Sunday, November 7, 2010
The code of chidlhood
We talked last class about how both “To Kill a Mockingbird” and “The Catcher in the Rye” rely on the perspective of a child for their narration. This strategy is effective (or attempts to be) because of a general belief regarding children, the idea that they are innocent, objective, and see things that adults cannot. However, I find Scout interesting because she in some ways definitely has a child’s perspective that we find endearing and admirable, however she shows maturity far beyond her age. Is that what Lee intended by picking her as a narrator? One moment in the text when I really thought of this is when Dill was hiding in Atticus’s house. When Jem went to rat him out, Scout says “Then he rose and broke the remaining code of our childhood” (159). I think it’s interesting that Lee brings up this idea of a “code,” almost a separate system that children and adults function in. In the novel this can be seen a little in the make believe worlds and scenarios that Jem, Dill, and Scout create.

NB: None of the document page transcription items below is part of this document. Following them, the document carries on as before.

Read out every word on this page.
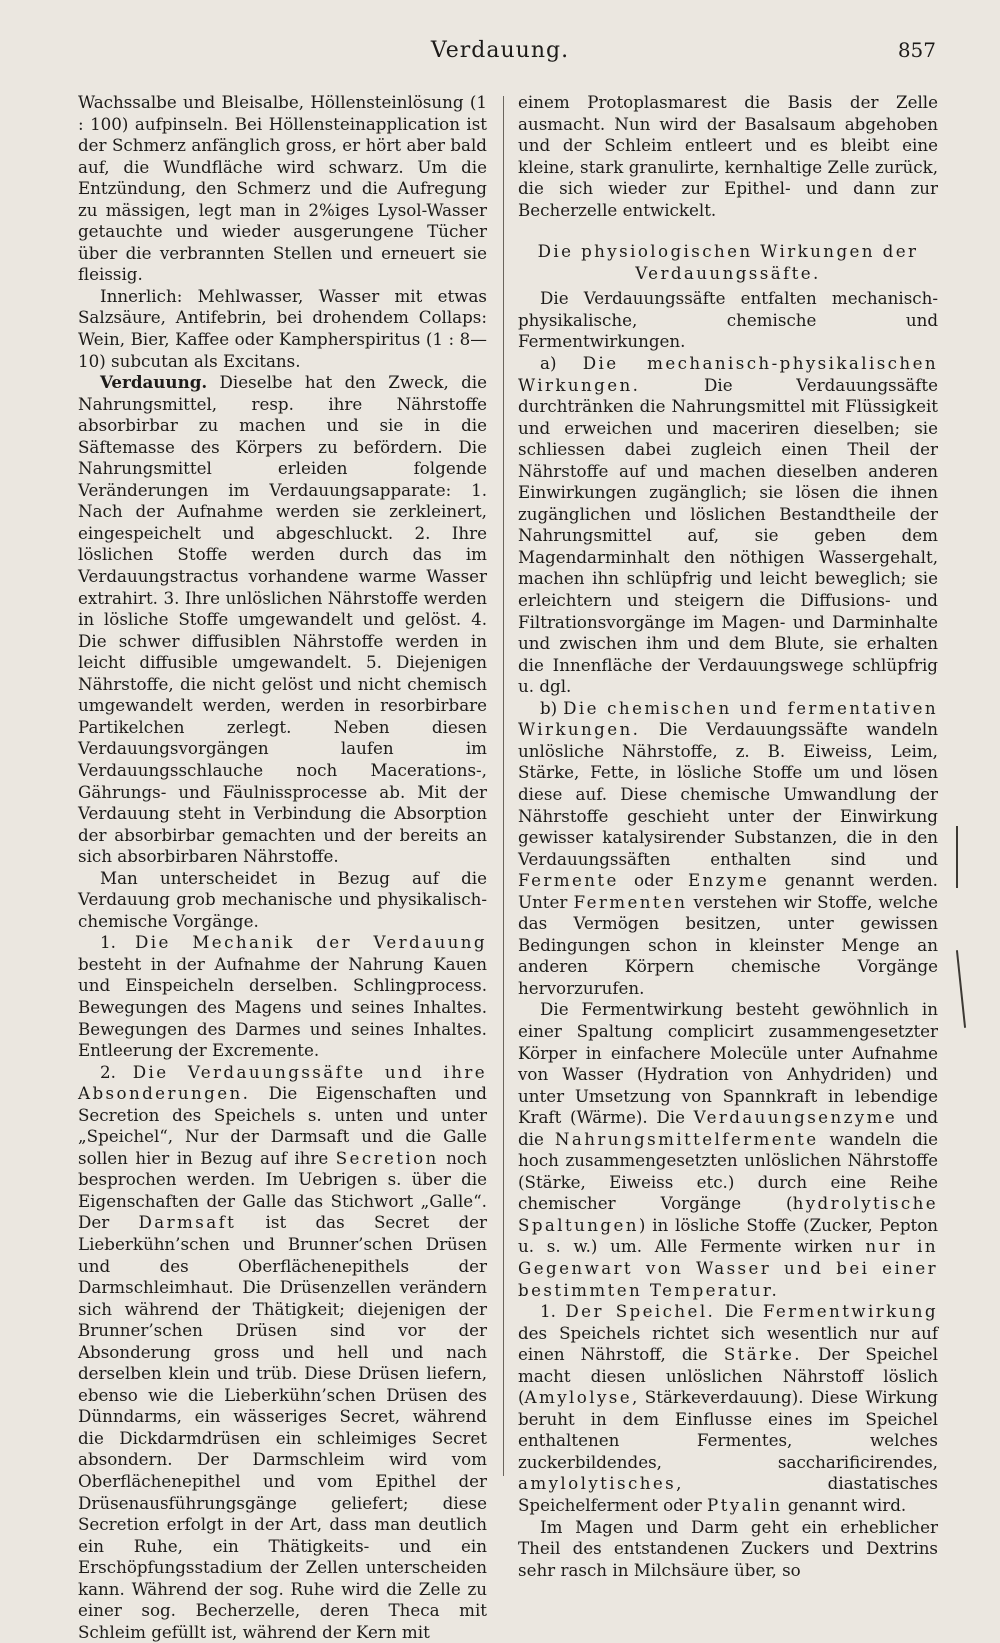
Verdauung.	857

Wachssalbe und Bleisalbe, Höllensteinlösung (1 : 100) aufpinseln. Bei Höllensteinapplication ist der Schmerz anfänglich gross, er hört aber bald auf, die Wundfläche wird schwarz. Um die Entzündung, den Schmerz und die Aufregung zu mässigen, legt man in 2%iges Lysol-Wasser getauchte und wieder ausgerungene Tücher über die verbrannten Stellen und erneuert sie fleissig.

Innerlich: Mehlwasser, Wasser mit etwas Salzsäure, Antifebrin, bei drohendem Collaps: Wein, Bier, Kaffee oder Kampherspiritus (1 : 8—10) subcutan als Excitans.

Verdauung. Dieselbe hat den Zweck, die Nahrungsmittel, resp. ihre Nährstoffe absorbirbar zu machen und sie in die Säftemasse des Körpers zu befördern. Die Nahrungsmittel erleiden folgende Veränderungen im Verdauungsapparate: 1. Nach der Aufnahme werden sie zerkleinert, eingespeichelt und abgeschluckt. 2. Ihre löslichen Stoffe werden durch das im Verdauungstractus vorhandene warme Wasser extrahirt. 3. Ihre unlöslichen Nährstoffe werden in lösliche Stoffe umgewandelt und gelöst. 4. Die schwer diffusiblen Nährstoffe werden in leicht diffusible umgewandelt. 5. Diejenigen Nährstoffe, die nicht gelöst und nicht chemisch umgewandelt werden, werden in resorbirbare Partikelchen zerlegt. Neben diesen Verdauungsvorgängen laufen im Verdauungsschlauche noch Macerations-, Gährungs- und Fäulnissprocesse ab. Mit der Verdauung steht in Verbindung die Absorption der absorbirbar gemachten und der bereits an sich absorbirbaren Nährstoffe.

Man unterscheidet in Bezug auf die Verdauung grob mechanische und physikalisch-chemische Vorgänge.

1. Die Mechanik der Verdauung besteht in der Aufnahme der Nahrung Kauen und Einspeicheln derselben. Schlingprocess. Bewegungen des Magens und seines Inhaltes. Bewegungen des Darmes und seines Inhaltes. Entleerung der Excremente.

2. Die Verdauungssäfte und ihre Absonderungen. Die Eigenschaften und Secretion des Speichels s. unten und unter „Speichel“, Nur der Darmsaft und die Galle sollen hier in Bezug auf ihre Secretion noch besprochen werden. Im Uebrigen s. über die Eigenschaften der Galle das Stichwort „Galle“. Der Darmsaft ist das Secret der Lieberkühn’schen und Brunner’schen Drüsen und des Oberflächenepithels der Darmschleimhaut. Die Drüsenzellen verändern sich während der Thätigkeit; diejenigen der Brunner’schen Drüsen sind vor der Absonderung gross und hell und nach derselben klein und trüb. Diese Drüsen liefern, ebenso wie die Lieberkühn’schen Drüsen des Dünndarms, ein wässeriges Secret, während die Dickdarmdrüsen ein schleimiges Secret absondern. Der Darmschleim wird vom Oberflächenepithel und vom Epithel der Drüsenausführungsgänge geliefert; diese Secretion erfolgt in der Art, dass man deutlich ein Ruhe, ein Thätigkeits- und ein Erschöpfungsstadium der Zellen unterscheiden kann. Während der sog. Ruhe wird die Zelle zu einer sog. Becherzelle, deren Theca mit Schleim gefüllt ist, während der Kern mit

einem Protoplasmarest die Basis der Zelle ausmacht. Nun wird der Basalsaum abgehoben und der Schleim entleert und es bleibt eine kleine, stark granulirte, kernhaltige Zelle zurück, die sich wieder zur Epithel- und dann zur Becherzelle entwickelt.

Die physiologischen Wirkungen der Verdauungssäfte.

Die Verdauungssäfte entfalten mechanisch-physikalische, chemische und Fermentwirkungen.

a) Die mechanisch-physikalischen Wirkungen. Die Verdauungssäfte durchtränken die Nahrungsmittel mit Flüssigkeit und erweichen und maceriren dieselben; sie schliessen dabei zugleich einen Theil der Nährstoffe auf und machen dieselben anderen Einwirkungen zugänglich; sie lösen die ihnen zugänglichen und löslichen Bestandtheile der Nahrungsmittel auf, sie geben dem Magendarminhalt den nöthigen Wassergehalt, machen ihn schlüpfrig und leicht beweglich; sie erleichtern und steigern die Diffusions- und Filtrationsvorgänge im Magen- und Darminhalte und zwischen ihm und dem Blute, sie erhalten die Innenfläche der Verdauungswege schlüpfrig u. dgl.

b) Die chemischen und fermentativen Wirkungen. Die Verdauungssäfte wandeln unlösliche Nährstoffe, z. B. Eiweiss, Leim, Stärke, Fette, in lösliche Stoffe um und lösen diese auf. Diese chemische Umwandlung der Nährstoffe geschieht unter der Einwirkung gewisser katalysirender Substanzen, die in den Verdauungssäften enthalten sind und Fermente oder Enzyme genannt werden. Unter Fermenten verstehen wir Stoffe, welche das Vermögen besitzen, unter gewissen Bedingungen schon in kleinster Menge an anderen Körpern chemische Vorgänge hervorzurufen.

Die Fermentwirkung besteht gewöhnlich in einer Spaltung complicirt zusammengesetzter Körper in einfachere Molecüle unter Aufnahme von Wasser (Hydration von Anhydriden) und unter Umsetzung von Spannkraft in lebendige Kraft (Wärme). Die Verdauungsenzyme und die Nahrungsmittelfermente wandeln die hoch zusammengesetzten unlöslichen Nährstoffe (Stärke, Eiweiss etc.) durch eine Reihe chemischer Vorgänge (hydrolytische Spaltungen) in lösliche Stoffe (Zucker, Pepton u. s. w.) um. Alle Fermente wirken nur in Gegenwart von Wasser und bei einer bestimmten Temperatur.

1. Der Speichel. Die Fermentwirkung des Speichels richtet sich wesentlich nur auf einen Nährstoff, die Stärke. Der Speichel macht diesen unlöslichen Nährstoff löslich (Amylolyse, Stärkeverdauung). Diese Wirkung beruht in dem Einflusse eines im Speichel enthaltenen Fermentes, welches zuckerbildendes, saccharificirendes, amylolytisches, diastatisches Speichelferment oder Ptyalin genannt wird.

Im Magen und Darm geht ein erheblicher Theil des entstandenen Zuckers und Dextrins sehr rasch in Milchsäure über, so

So much of these small stories are built around parts of the “code” that constitutes their childhood – not touching the Radley’s house, what to do about the secret hole in the tree, how to wake Dill in the middle of the night. I think in this novel the code is more universally understood or applicable than in “Catcher” – there I think Holden wants to think that he’s living according to his own ‘code’ but it is the reader that sees him caught between the rules of childhood and rules of adulthood. However, there is still flexibility in Scout’s narrative. The fact that she can make a comment about the “code of childhood” implies a maturity and consciousness that at the same time suggests that she is moving past childhood herself. I think it is this juxtaposition, this awareness of childhood combined with a simultaneous ability to see past it, that makes Scout such a powerful narrator.